操法

操法とは、術者の身体的操作によって患者の自然体を導く技法である。術者の意識が描く動作と実際の動作の一致が技術の完成度を決める。

患者の肉体を術者の意識下に置くことがポイントである。術者自らが思い通りに肉体を操ることが前提条件となる。

牽引

大腰筋の牽引(碓井流活法)

牽引は、つまり過ぎた関節を開放するテクニックである。一般的な牽引と違って引く力は問題ではない。活法の牽引の特徴は、患者自身が自然に関節を開放してしまうところにあり、そのような状態に導くことがテクニックである。

主に患者の体重や姿勢を利用する。高度なテクニックとしては、術者が自らの関節を開放することで患者の肉体を(開放した状態に)同調させていくものもある。

神経調整

頚神経のストレッチ(碓井流活法)

坐骨神経痛のような神経を原因とする症状に使われる。神経の正常な活動状態を再現させ、自然状態を安定化させていくテクニックである。

筋肉調整

アキレス健の伸反射(碓井流活法)

筋肉に本来の収縮方向を喚起させるテクニックがある。本来の収縮運動が回復し、関節運動が向上するだけでなく、筋力が回復する。

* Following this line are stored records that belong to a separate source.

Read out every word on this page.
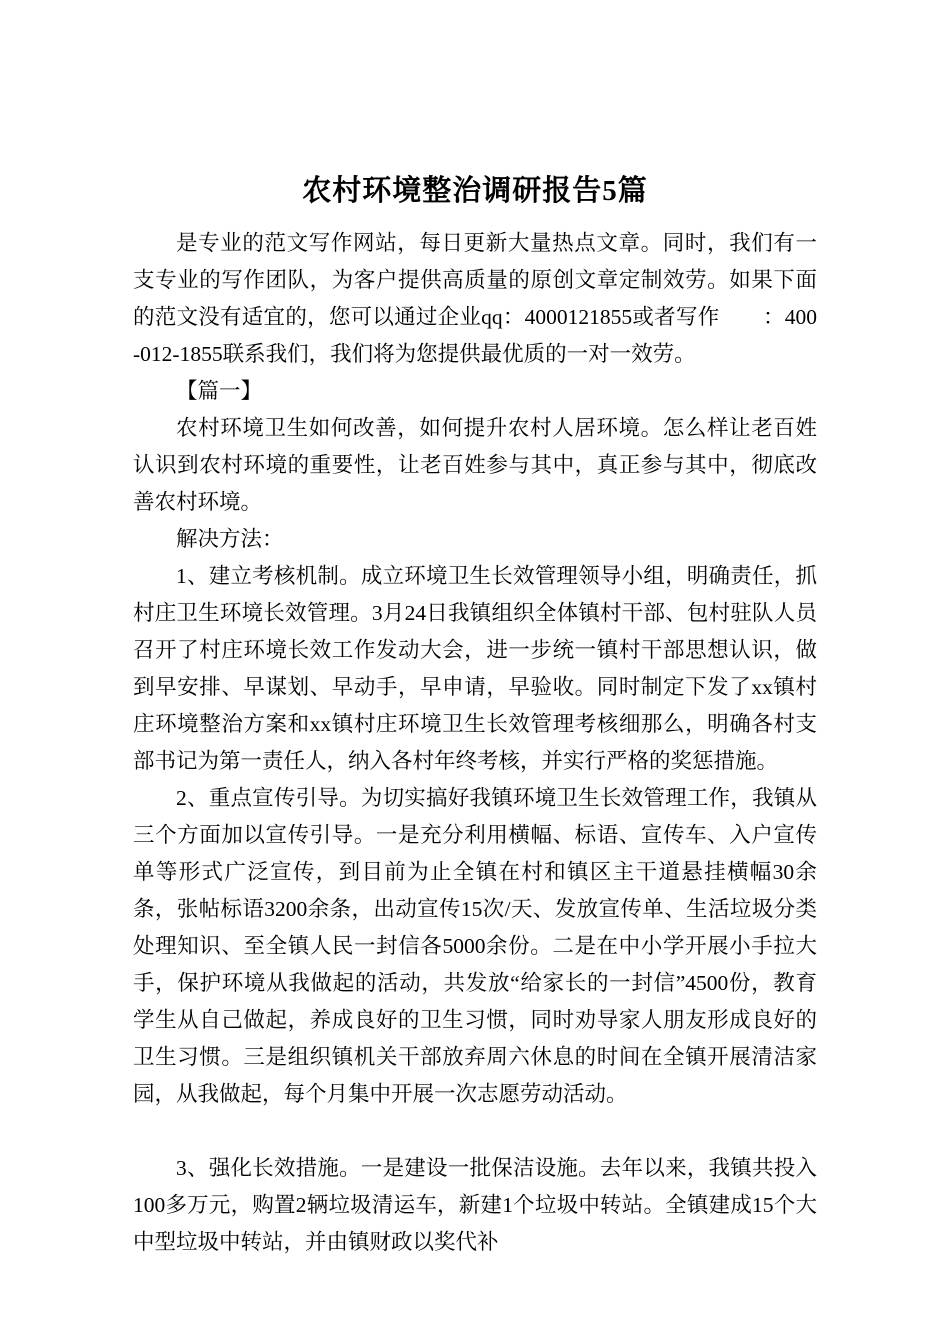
农村环境整治调研报告5篇

是专业的范文写作网站，每日更新大量热点文章。同时，我们有一支专业的写作团队，为客户提供高质量的原创文章定制效劳。如果下面的范文没有适宜的，您可以通过企业qq：4000121855或者写作　　：400-012-1855联系我们，我们将为您提供最优质的一对一效劳。

【篇一】

农村环境卫生如何改善，如何提升农村人居环境。怎么样让老百姓认识到农村环境的重要性，让老百姓参与其中，真正参与其中，彻底改善农村环境。

解决方法：

1、建立考核机制。成立环境卫生长效管理领导小组，明确责任，抓村庄卫生环境长效管理。3月24日我镇组织全体镇村干部、包村驻队人员召开了村庄环境长效工作发动大会，进一步统一镇村干部思想认识，做到早安排、早谋划、早动手，早申请，早验收。同时制定下发了xx镇村庄环境整治方案和xx镇村庄环境卫生长效管理考核细那么，明确各村支部书记为第一责任人，纳入各村年终考核，并实行严格的奖惩措施。

2、重点宣传引导。为切实搞好我镇环境卫生长效管理工作，我镇从三个方面加以宣传引导。一是充分利用横幅、标语、宣传车、入户宣传单等形式广泛宣传，到目前为止全镇在村和镇区主干道悬挂横幅30余条，张帖标语3200余条，出动宣传15次/天、发放宣传单、生活垃圾分类处理知识、至全镇人民一封信各5000余份。二是在中小学开展小手拉大手，保护环境从我做起的活动，共发放“给家长的一封信”4500份，教育学生从自己做起，养成良好的卫生习惯，同时劝导家人朋友形成良好的卫生习惯。三是组织镇机关干部放弃周六休息的时间在全镇开展清洁家园，从我做起，每个月集中开展一次志愿劳动活动。

3、强化长效措施。一是建设一批保洁设施。去年以来，我镇共投入100多万元，购置2辆垃圾清运车，新建1个垃圾中转站。全镇建成15个大中型垃圾中转站，并由镇财政以奖代补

また、筋肉を本来あるべき位置に戻し効率的に働ける位置に調整するテクニックもある。

関節調整

腓骨上げ(碓井流活法)

対象の関節を自然な状態に戻すテクニックである。また、対象の関節の動作を妨げる要素、つまり連動性を損なわせている原因を排除する。

カイロプラクティックに似たテクニックもあるが、骨の位置を問題とせず、自然な動作の回復を目的とする。この種のテクニックに対して恐怖心を抱く患者もいることから、状況に合わせて使用する。いずれにしても、無理な力は絶対に加えない。

意識調整

操法各種テクニックにおいて意識の調整が行える。正しい動き、正しい状態を積極的に患者に認識させていく。「動ける、痛くない」状態を患者に意図的にインプットすることで「動けない、痛い」という負のスパイラルから抜けることができる。